4. Spend More Time with Your Spouse
A house without kids means more time for you and your spouse! Ever since you had kids, the places you chose to go and the things you chose to do were most likely “family-friendly.” Now you can make plans for the two of you to go out to a nice restaurant for a fancy dinner. Many other opportunities may now present themselves now that you have some time on your hands without the kids. Why not use this as an opportunity to find ways to spend meaningful time with each other? Plan a date night or consider different options to find new activities you can enjoy as a couple.
5. Enjoy your Freedom: Live Your Dream
You were probably very busy car-pooling, taking your kids to their sports games, dropping them off at the tutor’s, and making sure that you were always available to meet their needs. When was the last time you’ve done something for yourself? What were some of your dreams? Is there a new hobby you want to try out? You can now enjoy your freedom from full-time parenting and live your dream. Make a list of all the things that you wanted to accomplish in your life and start crossing them off one by one.
6. Seek Support from Friends and Family
When you are feeling lonely and sad, you can lean on your friends and family for support. Feel free to express your emotions to them; let them keep you company for a while. Invite them to your house or go over to their place and spend some time in a warm, comfortable atmosphere. It will boost your mood and make you feel less lonely without the presence of your child.
7. Enjoy Me Time!
Self-care is vital when you are feeling down or distressed. When you are experiencing the Empty Nest Syndrome, it is a good idea to have an outlet for your sorrow or loneliness. What are some activities you like to do to pass the time? In addition to spending time with your friends and family, finding things that are comforting and soothing to you will definitely get you to be more active and less listless. Try to incorporate more self-care routines into your daily schedule and see how it helps.
8. Feel Good About What You’ve Accomplished!

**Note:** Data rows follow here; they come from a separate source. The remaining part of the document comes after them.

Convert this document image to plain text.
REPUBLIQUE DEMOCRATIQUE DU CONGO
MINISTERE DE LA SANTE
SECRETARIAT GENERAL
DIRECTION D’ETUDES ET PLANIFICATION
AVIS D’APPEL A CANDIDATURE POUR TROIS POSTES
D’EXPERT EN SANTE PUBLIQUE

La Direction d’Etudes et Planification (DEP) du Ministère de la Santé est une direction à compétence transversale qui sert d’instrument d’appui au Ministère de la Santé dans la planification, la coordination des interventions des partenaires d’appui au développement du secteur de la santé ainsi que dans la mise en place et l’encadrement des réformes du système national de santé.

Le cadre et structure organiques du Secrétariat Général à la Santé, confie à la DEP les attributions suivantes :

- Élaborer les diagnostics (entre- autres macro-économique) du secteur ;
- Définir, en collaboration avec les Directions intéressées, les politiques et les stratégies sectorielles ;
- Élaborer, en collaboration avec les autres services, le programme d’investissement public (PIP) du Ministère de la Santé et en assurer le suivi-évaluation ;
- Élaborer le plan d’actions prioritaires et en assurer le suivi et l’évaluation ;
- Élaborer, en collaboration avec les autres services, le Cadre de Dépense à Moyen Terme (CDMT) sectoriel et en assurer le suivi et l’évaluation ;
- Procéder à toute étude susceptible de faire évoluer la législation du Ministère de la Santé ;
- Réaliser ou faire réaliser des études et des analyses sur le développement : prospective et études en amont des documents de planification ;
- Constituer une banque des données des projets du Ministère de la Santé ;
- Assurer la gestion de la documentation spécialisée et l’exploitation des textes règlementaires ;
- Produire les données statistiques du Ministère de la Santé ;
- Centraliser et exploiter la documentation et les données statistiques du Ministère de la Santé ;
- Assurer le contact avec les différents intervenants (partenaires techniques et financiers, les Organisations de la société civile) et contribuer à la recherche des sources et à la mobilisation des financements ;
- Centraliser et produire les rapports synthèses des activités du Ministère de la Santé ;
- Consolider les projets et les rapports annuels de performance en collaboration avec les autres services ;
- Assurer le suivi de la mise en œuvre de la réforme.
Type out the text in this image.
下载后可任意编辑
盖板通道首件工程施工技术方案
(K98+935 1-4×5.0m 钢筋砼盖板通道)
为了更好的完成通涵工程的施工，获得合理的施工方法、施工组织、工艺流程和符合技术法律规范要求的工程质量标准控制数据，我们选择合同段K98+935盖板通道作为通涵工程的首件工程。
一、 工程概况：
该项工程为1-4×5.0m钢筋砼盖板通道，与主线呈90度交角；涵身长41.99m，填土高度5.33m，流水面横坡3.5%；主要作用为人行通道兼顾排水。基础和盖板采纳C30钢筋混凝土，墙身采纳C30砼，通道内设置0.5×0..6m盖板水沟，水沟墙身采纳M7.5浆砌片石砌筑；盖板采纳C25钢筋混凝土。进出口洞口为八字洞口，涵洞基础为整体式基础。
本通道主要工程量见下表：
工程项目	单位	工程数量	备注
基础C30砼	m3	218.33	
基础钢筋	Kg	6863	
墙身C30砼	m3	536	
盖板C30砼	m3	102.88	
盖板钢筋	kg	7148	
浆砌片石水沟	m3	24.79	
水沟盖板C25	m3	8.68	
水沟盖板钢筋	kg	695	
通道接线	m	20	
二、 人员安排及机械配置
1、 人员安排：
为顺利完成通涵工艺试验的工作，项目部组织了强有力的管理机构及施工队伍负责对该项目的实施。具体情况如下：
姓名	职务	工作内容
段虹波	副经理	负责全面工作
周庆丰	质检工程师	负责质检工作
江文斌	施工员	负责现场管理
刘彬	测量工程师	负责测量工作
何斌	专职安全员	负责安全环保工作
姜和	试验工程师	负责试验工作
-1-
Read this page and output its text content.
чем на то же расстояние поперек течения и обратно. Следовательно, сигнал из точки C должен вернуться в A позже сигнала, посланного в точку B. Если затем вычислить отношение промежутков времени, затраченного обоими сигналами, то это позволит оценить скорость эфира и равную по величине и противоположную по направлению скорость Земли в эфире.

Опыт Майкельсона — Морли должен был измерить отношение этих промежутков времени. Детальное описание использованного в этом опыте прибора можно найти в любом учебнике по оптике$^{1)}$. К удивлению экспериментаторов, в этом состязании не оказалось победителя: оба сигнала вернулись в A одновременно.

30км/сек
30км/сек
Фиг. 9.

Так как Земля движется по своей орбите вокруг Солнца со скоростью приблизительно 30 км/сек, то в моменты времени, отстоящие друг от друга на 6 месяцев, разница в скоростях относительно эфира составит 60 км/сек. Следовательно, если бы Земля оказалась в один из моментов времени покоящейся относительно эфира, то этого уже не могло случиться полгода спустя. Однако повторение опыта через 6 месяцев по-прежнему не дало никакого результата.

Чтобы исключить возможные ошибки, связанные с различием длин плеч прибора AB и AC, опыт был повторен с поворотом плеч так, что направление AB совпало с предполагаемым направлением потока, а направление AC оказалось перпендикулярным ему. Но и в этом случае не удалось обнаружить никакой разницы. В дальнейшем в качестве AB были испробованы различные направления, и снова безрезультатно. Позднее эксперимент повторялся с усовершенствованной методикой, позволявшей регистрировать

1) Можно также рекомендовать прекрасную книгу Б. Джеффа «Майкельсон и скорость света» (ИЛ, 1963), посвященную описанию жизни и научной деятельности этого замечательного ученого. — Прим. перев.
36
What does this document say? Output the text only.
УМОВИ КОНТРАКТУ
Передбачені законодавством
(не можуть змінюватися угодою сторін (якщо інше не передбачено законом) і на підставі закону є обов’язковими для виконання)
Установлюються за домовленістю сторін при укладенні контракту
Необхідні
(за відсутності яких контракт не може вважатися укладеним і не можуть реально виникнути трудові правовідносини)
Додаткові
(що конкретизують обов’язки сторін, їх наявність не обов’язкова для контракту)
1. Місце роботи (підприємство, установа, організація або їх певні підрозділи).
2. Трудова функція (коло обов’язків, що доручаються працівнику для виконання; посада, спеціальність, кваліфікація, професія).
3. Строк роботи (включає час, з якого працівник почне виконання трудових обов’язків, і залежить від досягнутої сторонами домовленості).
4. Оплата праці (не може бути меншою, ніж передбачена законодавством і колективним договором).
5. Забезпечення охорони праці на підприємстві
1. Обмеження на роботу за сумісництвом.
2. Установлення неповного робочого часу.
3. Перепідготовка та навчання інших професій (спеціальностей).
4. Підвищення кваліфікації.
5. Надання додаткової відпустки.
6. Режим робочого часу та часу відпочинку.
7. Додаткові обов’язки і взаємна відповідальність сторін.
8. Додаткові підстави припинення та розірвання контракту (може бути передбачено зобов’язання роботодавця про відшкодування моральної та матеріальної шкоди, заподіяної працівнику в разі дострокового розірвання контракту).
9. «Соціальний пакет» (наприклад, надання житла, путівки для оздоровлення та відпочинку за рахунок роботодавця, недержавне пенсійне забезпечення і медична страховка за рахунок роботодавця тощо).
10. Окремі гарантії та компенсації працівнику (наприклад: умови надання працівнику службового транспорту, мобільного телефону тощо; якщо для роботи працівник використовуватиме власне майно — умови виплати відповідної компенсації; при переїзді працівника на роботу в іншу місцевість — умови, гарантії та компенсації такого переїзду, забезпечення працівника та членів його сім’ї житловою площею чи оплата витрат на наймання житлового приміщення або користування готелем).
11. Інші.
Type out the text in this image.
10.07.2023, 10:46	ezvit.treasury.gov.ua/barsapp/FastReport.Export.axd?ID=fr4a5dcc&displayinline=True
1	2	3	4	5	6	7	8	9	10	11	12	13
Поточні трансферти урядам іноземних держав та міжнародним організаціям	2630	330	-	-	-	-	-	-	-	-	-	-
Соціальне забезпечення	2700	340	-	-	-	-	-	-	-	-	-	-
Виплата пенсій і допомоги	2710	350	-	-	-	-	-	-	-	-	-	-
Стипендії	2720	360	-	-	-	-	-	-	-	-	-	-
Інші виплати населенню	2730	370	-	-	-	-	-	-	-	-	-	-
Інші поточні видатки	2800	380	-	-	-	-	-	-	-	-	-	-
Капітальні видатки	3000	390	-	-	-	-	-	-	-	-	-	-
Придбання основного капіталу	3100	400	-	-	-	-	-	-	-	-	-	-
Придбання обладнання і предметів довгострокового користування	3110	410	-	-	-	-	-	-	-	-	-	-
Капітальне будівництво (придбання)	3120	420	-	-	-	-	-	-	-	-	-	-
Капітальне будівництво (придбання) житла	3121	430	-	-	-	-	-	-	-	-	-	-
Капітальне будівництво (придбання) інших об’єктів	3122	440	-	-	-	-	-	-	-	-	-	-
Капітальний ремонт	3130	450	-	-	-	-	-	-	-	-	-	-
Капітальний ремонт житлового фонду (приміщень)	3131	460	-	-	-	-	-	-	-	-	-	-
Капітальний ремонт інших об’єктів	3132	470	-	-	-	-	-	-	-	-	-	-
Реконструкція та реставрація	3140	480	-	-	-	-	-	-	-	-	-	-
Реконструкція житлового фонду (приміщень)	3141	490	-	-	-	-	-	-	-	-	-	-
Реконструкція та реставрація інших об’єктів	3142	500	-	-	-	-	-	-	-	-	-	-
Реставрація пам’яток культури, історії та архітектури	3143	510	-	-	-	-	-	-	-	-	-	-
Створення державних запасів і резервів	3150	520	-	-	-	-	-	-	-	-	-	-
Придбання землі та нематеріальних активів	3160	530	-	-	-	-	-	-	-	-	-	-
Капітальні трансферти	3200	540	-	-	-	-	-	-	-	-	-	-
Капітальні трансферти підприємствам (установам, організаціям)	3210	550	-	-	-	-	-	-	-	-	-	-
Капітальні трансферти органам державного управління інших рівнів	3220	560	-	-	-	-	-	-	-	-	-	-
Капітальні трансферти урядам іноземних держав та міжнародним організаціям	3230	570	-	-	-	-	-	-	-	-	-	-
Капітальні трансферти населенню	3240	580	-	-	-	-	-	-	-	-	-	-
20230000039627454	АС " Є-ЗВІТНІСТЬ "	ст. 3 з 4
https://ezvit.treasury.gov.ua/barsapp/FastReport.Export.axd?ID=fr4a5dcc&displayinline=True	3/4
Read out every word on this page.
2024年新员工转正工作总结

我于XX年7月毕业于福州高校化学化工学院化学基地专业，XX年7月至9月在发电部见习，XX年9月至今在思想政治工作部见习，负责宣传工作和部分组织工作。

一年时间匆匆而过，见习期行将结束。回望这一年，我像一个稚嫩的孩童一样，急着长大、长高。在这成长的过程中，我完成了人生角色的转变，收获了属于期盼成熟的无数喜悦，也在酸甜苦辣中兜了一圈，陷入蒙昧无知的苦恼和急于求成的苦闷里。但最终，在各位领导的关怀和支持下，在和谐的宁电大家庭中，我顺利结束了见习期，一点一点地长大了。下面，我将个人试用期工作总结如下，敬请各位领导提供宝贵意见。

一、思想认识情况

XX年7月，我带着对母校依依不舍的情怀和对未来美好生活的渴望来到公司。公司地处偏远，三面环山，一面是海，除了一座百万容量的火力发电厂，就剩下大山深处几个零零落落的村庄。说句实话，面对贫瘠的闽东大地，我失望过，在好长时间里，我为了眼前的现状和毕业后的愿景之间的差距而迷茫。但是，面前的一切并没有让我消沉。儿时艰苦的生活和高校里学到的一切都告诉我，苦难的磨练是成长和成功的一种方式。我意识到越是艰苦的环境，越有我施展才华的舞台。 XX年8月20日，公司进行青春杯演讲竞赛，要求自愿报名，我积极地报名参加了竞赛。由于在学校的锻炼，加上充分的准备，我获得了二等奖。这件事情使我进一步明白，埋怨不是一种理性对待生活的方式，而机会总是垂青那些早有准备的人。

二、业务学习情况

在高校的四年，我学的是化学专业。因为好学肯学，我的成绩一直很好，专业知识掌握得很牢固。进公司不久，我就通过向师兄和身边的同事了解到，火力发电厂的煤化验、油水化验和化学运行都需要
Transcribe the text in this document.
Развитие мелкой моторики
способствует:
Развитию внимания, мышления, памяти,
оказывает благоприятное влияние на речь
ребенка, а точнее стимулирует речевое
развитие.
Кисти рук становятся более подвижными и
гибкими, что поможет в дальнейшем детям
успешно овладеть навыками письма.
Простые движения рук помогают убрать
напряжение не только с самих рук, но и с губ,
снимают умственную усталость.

It can be very comforting to focus on what you’ve accomplished in raising your child. You have spent years, nurturing and molding this person to prepare them for this very moment! Your child is leaving your home, not your heart and you are not leaving theirs. So, instead of thinking about what you are missing, think about all the new things you will be sharing. Fill your heart with joy and happiness for this new and exciting journey your child is about to embark on. This is not the end, this is just a new beginning for all of you!
9. Seek Professional Help
What if what you’ve tried just isn’t working? Seek professional help and speak to a counselor about how you’re feeling. Some people spend time looking at old photos of their children to remind them of the good old days, thinking that this will help with the sadness and loneliness. However, such coping mechanisms may only make you feel more depressed, and it’s important to find a counselor/therapist to help you through the phase. Professional counselors can help you process your emotions and develop coping strategies that you can use to overcome your sorrow and feelings of emptiness.
While adjusting to your new home situation may be difficult, it is important to keep a positive mindset. Your child will likely come home during most holidays to visit you and you can always stay connected through video/audio calls! Also, remind yourself that this is the beginning of your child’s adulthood and this gives you more time to accomplish your personal dreams and goals. Most importantly, don’t rush or force yourself to immediately feel okay. Take your time and wait for yourself to be ready to try some of these suggestions. Hopefully, you’ll find them helpful in overcoming the Empty Nest Syndrome!